# I've Got Crabs!



## Reefneck (Oct 15, 2005)

I have an large Quarter sized body Emerald Crab, 5 Blue Legged Hermits and a beautiful Pom Pom Crab in my Reef. What's in yours?


----------



## Guest (Feb 9, 2006)

lol, what's with the crabs posts lately? :lol:

well it's not a crab, but i have a coral banded shrimp in my reef tank. Downstairs in my fish only salt tank (all wild caught fish....i mean fish that i caught) i think i have a tiny rock crab hiding away in there....although the puffers may have gotten him.


----------



## Fishfirst (Jan 24, 2005)

I have mostly red tipped hermits, but a few red reef hermits too... all of them good manared and usually don't steal snail shells.


----------



## micstarz (Oct 22, 2005)

Well I have a few fiddlers but they are brackish.


----------



## Fishfirst (Jan 24, 2005)

oh and porcelin crabs too


----------



## craftyflalady (Jan 25, 2006)

LOL Love the subject heading....LOL


----------



## Georgia Peach (Sep 23, 2005)

You should post us some pics when you have time!


----------



## Fishfirst (Jan 24, 2005)

this is actually an unknown species, probably a common hermit crab, that I picked up somewhere. Probably will get to be a fish eater when its older, but for now, its an awesome inhabitant.


----------



## Osiris (Jan 18, 2005)

BTW Reef, congrats! Have you shared with the wife yet?


**told, sorry type


----------



## Reefneck (Oct 15, 2005)

MalawianPro said:


> BTW Reef, congrats! Have you shared with the wife yet?
> 
> 
> **told, sorry type


As a matter of fact, I have shared with her! She now has crabs too! I gave her 3 blue legged so far and plan to give her more soon!


----------



## Fishfirst (Jan 24, 2005)

heheh, I gave my gf a crab, soon to be more!


----------



## Georgia Peach (Sep 23, 2005)

LMAO - you all are cracking me up! 

great pics BTW!


----------



## Guest (Feb 9, 2006)

lmao!!! this is a great thread.


----------



## leveldrummer (May 27, 2005)

im gonna be sick, crotch crickets are no laughing matter.... just kiddin. heres a topic related joke,
whats worse than lobsters on your piano?


crabs on your organ.


----------



## Reefneck (Oct 15, 2005)

leveldrummer said:


> whats worse than lobsters on your piano?
> 
> 
> crabs on your organ.


:chair:  :chair:


----------



## leveldrummer (May 27, 2005)

oh cmon, thats great, dont lie.


----------



## Guest (Feb 10, 2006)

LMAO! a little inappropriate level, but it's kinda funny.


----------



## micstarz (Oct 22, 2005)

Mpro, that scratch on the aquarium glass looks ghastly.


----------



## fishn00b (Jun 10, 2005)

Scuba Kid said:


> lol, what's with the crabs posts lately? :lol:
> 
> well it's not a crab, but i have a coral banded shrimp in my reef tank. Downstairs in my fish only salt tank (all wild caught fish....i mean fish that i caught) i think i have a tiny rock crab hiding away in there....although the puffers may have gotten him.

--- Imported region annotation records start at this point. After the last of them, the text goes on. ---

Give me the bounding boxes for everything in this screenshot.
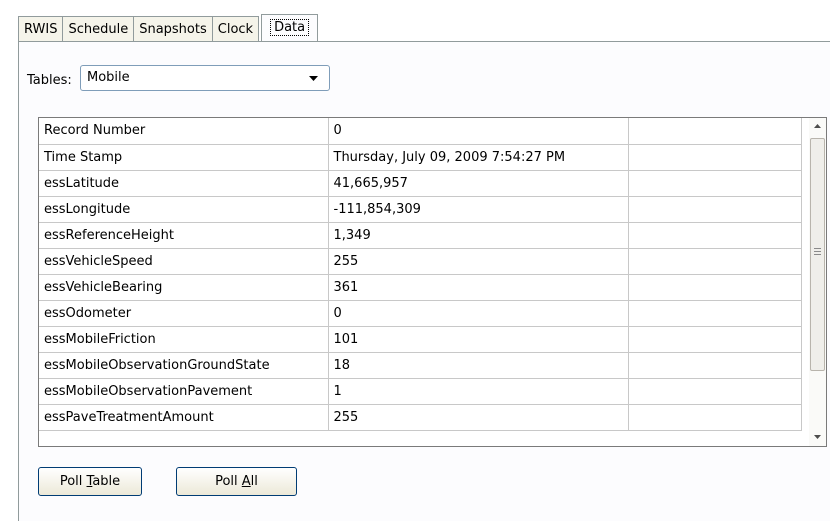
- empty-cell[interactable]: [627, 143, 802, 171]
- scroll-thumb[interactable]: [810, 138, 825, 371]
- field-value-cell[interactable]: 0: [327, 118, 629, 145]
- tables-dropdown-value: Mobile: [87, 70, 130, 85]
- poll-table-button[interactable]: Poll Table: [38, 467, 142, 496]
- field-name-cell[interactable]: essMobileObservationGroundState: [39, 351, 329, 379]
- data-grid: Record Number 0 Time Stamp Thursday, July 0…: [38, 117, 827, 447]
- poll-all-button[interactable]: Poll All: [176, 467, 297, 496]
- field-name-cell[interactable]: essMobileObservationPavement: [39, 377, 329, 405]
- empty-cell[interactable]: [627, 403, 802, 431]
- arrow-down-icon: [814, 435, 821, 439]
- grip-line: [814, 254, 821, 255]
- field-value-cell[interactable]: 1,349: [327, 221, 629, 249]
- empty-cell[interactable]: [627, 169, 802, 197]
- poll-table-label-start: Poll: [59, 474, 87, 489]
- empty-cell[interactable]: [627, 325, 802, 353]
- tab-snapshots[interactable]: Snapshots: [133, 16, 213, 42]
- table-row[interactable]: Record Number 0: [39, 118, 802, 145]
- tables-dropdown[interactable]: Mobile: [80, 65, 330, 91]
- tab-clock[interactable]: Clock: [211, 16, 260, 42]
- poll-all-label-end: ll: [250, 474, 258, 489]
- arrow-up-icon: [814, 124, 821, 128]
- tab-rwis[interactable]: RWIS: [18, 16, 64, 42]
- grip-line: [814, 251, 821, 252]
- table-row[interactable]: essMobileObservationGroundState 18: [39, 351, 802, 379]
- field-value-cell[interactable]: 41,665,957: [327, 169, 629, 197]
- scroll-down-button[interactable]: [809, 429, 826, 446]
- table-row[interactable]: essMobileObservationPavement 1: [39, 377, 802, 405]
- field-value-cell[interactable]: 255: [327, 403, 629, 431]
- table-row[interactable]: essReferenceHeight 1,349: [39, 221, 802, 249]
- field-value-cell[interactable]: Thursday, July 09, 2009 7:54:27 PM: [327, 143, 629, 171]
- table-row[interactable]: essPaveTreatmentAmount 255: [39, 403, 802, 431]
- field-value-cell[interactable]: 18: [327, 351, 629, 379]
- field-name-cell[interactable]: essVehicleSpeed: [39, 247, 329, 275]
- empty-cell[interactable]: [627, 299, 802, 327]
- field-name-cell[interactable]: essLongitude: [39, 195, 329, 223]
- field-value-cell[interactable]: 255: [327, 247, 629, 275]
- tab-data-label: Data: [270, 19, 310, 36]
- field-name-cell[interactable]: essPaveTreatmentAmount: [39, 403, 329, 431]
- field-name-cell[interactable]: essOdometer: [39, 299, 329, 327]
- scroll-up-button[interactable]: [809, 118, 826, 135]
- table-row[interactable]: essLongitude -111,854,309: [39, 195, 802, 223]
- empty-cell[interactable]: [627, 377, 802, 405]
- table-row[interactable]: essVehicleSpeed 255: [39, 247, 802, 275]
- table-row[interactable]: Time Stamp Thursday, July 09, 2009 7:54:2…: [39, 143, 802, 171]
- field-name-cell[interactable]: essReferenceHeight: [39, 221, 329, 249]
- field-name-cell[interactable]: Time Stamp: [39, 143, 329, 171]
- tab-schedule[interactable]: Schedule: [62, 16, 135, 42]
- field-value-cell[interactable]: 101: [327, 325, 629, 353]
- empty-cell[interactable]: [627, 118, 802, 145]
- field-name-cell[interactable]: essMobileFriction: [39, 325, 329, 353]
- vertical-scrollbar[interactable]: [809, 118, 826, 446]
- tab-bar: RWIS Schedule Snapshots Clock Data: [18, 14, 319, 42]
- tables-label: Tables:: [27, 73, 72, 88]
- table-row[interactable]: essVehicleBearing 361: [39, 273, 802, 301]
- empty-cell[interactable]: [627, 195, 802, 223]
- field-value-cell[interactable]: 1: [327, 377, 629, 405]
- poll-table-label-end: able: [92, 474, 121, 489]
- field-value-cell[interactable]: 361: [327, 273, 629, 301]
- field-value-cell[interactable]: 0: [327, 299, 629, 327]
- chevron-down-icon[interactable]: [309, 76, 318, 81]
- data-tab-panel: Tables: Mobile Record Number 0 Time Stamp T…: [18, 41, 830, 521]
- empty-cell[interactable]: [627, 273, 802, 301]
- empty-cell[interactable]: [627, 351, 802, 379]
- tab-data[interactable]: Data: [261, 14, 319, 42]
- grip-line: [814, 248, 821, 249]
- field-name-cell[interactable]: essVehicleBearing: [39, 273, 329, 301]
- field-name-cell[interactable]: Record Number: [39, 118, 329, 145]
- table-row[interactable]: essOdometer 0: [39, 299, 802, 327]
- data-table: Record Number 0 Time Stamp Thursday, July 0…: [39, 118, 802, 431]
- poll-all-mnemonic: A: [241, 474, 251, 489]
- field-value-cell[interactable]: -111,854,309: [327, 195, 629, 223]
- table-row[interactable]: essLatitude 41,665,957: [39, 169, 802, 197]
- empty-cell[interactable]: [627, 247, 802, 275]
- field-name-cell[interactable]: essLatitude: [39, 169, 329, 197]
- empty-cell[interactable]: [627, 221, 802, 249]
- poll-all-label-start: Poll: [215, 474, 242, 489]
- table-row[interactable]: essMobileFriction 101: [39, 325, 802, 353]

How did you catch your fish and transport them back to your aquarium at home? Is it hard to do, and do you need a license or something to do that?


----------



## rayzerray (Jan 18, 2008)

no crabs but i have a lobster that came in on the rock


----------



## Guest (Apr 2, 2008)

Look at the date of this thread....its two years old. Don't bring back outdated and dead threads.


----------